A poucas semanas da eleição dos membros do próximo Conselho Constitucional no Chile —a nova Assembleia Constituinte—, Gabriel Boric caminha com cautela para manter o espírito transformador de seu governo sem desagradar à sua base de apoio, à esquerda, e, ao mesmo tempo, fazendo um giro conciliador à direita.
As regras para a redação e a aprovação da nova carta, que substituiria a vigente, do período ditatorial (1973-1990), e é fruto de um pedido de parte da sociedade nas manifestações de 2019 e na própria eleição de Boric, mudaram. A ideia é evitar que o novo texto seja rejeitado, como ocorreu em 4 de setembro passado. Para isso, foram feitas várias concessões à direita, hoje maioria no Congresso local.
A primeira delas é que os partidos políticos estarão mais presentes e se evitará que se escolham tantos legisladores independentes. Tampouco haverá uma cota fixa para representantes indígenas.

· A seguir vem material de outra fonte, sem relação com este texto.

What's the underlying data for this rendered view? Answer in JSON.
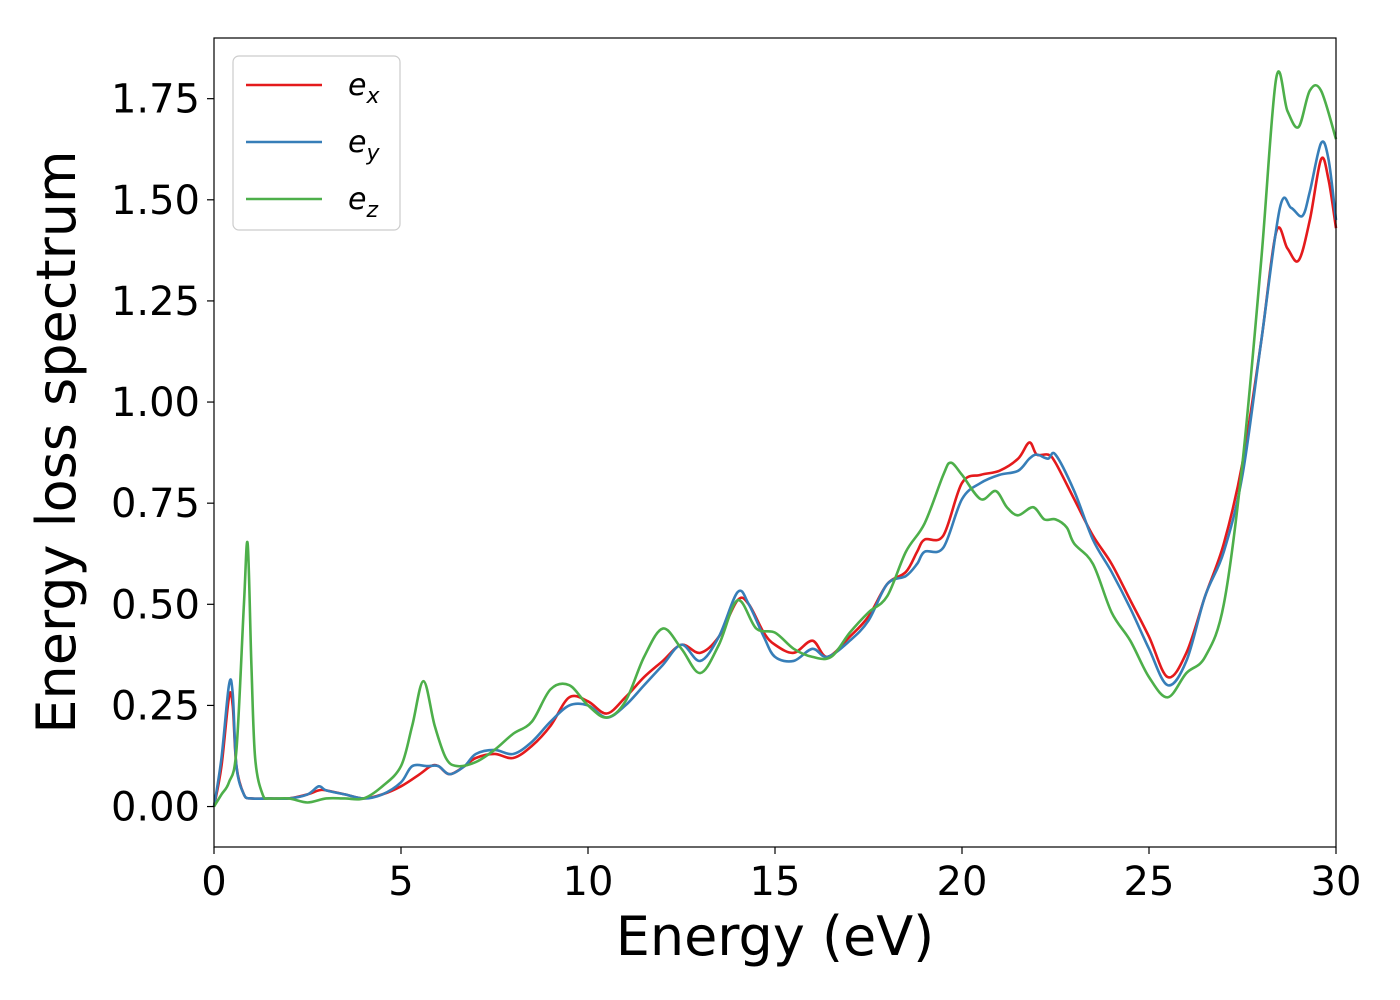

Os novos constituintes, que serão eleitos nas urnas em 7 de maio, desta vez não partem do zero. Eles trabalharão a partir de um rascunho realizado por um comitê de 24 especialistas escolhidos entre o Senado e a Câmara. A nova versão do texto passará pelo crivo popular, em um plebiscito de voto obrigatório marcado para 17 de dezembro.
Durante seu mandato, o conselho também será acompanhado por um comitê de juristas escolhido pelo Congresso. Ou seja, trata-se de um trabalho muito mais tutelado, uma vez que já se rejeitou a proposta formulada por um grupo de legisladores mais independentes e vistos pela opinião pública como vinculados a pautas tidas como identitárias.
A própria atuação de Boric está mudando. Não apenas porque o presidente necessita que uma nova Carta seja aprovada, como porque necessita reverter a tendência de queda de sua popularidade.
Um gesto ilustrativo do "novo Boric" ocorreu recentemente quando ele convidou os ex-presidentes Sebastián Piñera, Michelle Bachelet e Ricardo Lagos para que o acompanhassem no funeral de um carabinero (policial) morto em serviço. Apenas no último mês, foram três policiais assassinados.
A ideia era mostrar que o Estado está preocupado com o aumento da violência no país. Boric abraçou a viúva do carabinero Daniel Palma e chorou junto com ela em frente às câmeras.
Quem acompanha sua trajetória sabe como Boric sempre foi crítico à ação policial, tinha planos de reformar a instituição, posicionou-se a favor de indultos de manifestantes presos e colocava-se na dianteira das acusações a carabineros que violavam os direitos humanos.
Agora que o Chile mostra um aumento na taxa de homicídios —embora em níveis muito menores que a média da América Latina—, de roubos e de sequestros, Boric partiu para o reconhecimento do trabalho policial. Um pacote de medidas contra a delinquência proposto por ele recebeu apoio de mais de 80% da população, segundo o instituto Cadem.
O que Boric busca é um lugar inédito na história do Chile: o de um personagem nascido dos protestos de esquerda, mas que se adaptou à institucionalidade e amadureceu como líder político ao abraçar parte da agenda da direita democrática, ao mesmo tempo em que se mostra crítico dos excessos contra os direitos humanos de modo transversal na região —é, afinal, o líder mais enfático contra as ditaduras de esquerda de Nicarágua, Cuba e Venezuela— e que mais se posiciona a favor da Ucrânia diante da invasão russa.
Seus esforços serão eficientes e reconhecidos pela sociedade chilena? Em poucas semanas, as urnas darão parte da resposta.